The Fed’s favorable failure.
December 10, 2010 – Putting gold investing in the perspective of QE2 is at best confounding. Clearly the expected results from Fed policy have failed to materialize, and more often than not they are the opposite of what the Fed had expected to achieve. At the same time the fears of those opposed to the policy have likewise not been realized. As Marcellus said, “Something is rotten in the state of Denmark.”
Actually it is rotten in many states and it is called the global economy. Simply put, global economic events have easily overpowered Fed policy. The dollar is up, not down, so no advantage in exports has been gained. Long term interest rates have started climbing, contrary to the goals of Treasury buyback. And of course, unemployment remains stubbornly high.
All things considered, however, it is just as well that Bernanke’s policy has not achieved its basic goal – to destabilize the dollar and spark “controlled” inflation. Those who survived the 1970s probably wonder why anybody would intentionally recreate that mess, but Bernanke is firmly committed to a theory that calls for just such action.

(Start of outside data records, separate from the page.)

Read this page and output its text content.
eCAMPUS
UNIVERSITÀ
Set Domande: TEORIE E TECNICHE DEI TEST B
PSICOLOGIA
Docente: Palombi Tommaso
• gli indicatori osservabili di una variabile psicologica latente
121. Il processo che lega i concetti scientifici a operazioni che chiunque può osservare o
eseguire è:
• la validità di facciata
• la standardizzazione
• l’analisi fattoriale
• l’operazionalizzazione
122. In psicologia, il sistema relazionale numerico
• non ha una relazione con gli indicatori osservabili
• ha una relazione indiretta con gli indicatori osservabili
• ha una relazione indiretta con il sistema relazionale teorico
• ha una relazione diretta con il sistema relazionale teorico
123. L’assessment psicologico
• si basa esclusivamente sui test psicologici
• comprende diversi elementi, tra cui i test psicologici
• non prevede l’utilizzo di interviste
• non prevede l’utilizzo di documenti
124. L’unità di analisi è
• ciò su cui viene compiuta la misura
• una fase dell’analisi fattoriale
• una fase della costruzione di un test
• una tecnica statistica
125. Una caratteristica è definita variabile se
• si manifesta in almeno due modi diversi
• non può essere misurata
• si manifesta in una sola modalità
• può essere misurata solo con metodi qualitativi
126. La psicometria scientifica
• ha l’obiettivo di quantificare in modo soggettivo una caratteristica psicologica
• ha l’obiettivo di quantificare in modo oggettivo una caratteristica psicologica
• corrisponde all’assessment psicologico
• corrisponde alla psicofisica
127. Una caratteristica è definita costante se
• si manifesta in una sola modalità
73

It’s called the Phillips curve, and as Steve Forbes explains in the Wall Street Journal, it states that growth must come at the expense of inflation and lower inflation must come at the cost of higher unemployment. The notion that sustainable growth can be built on the foundation of a weak currency is ridiculous, but such are the ideas born of academia and not the real world.
The Fed’s stunning lack of results begs stronger action. Unless Bernanke has a sudden reversal in philosophy, stronger action by the Fed might well create the instability he deems necessary and bring the fears of opponents into fruition. It’s time to take cover in certified gold investments.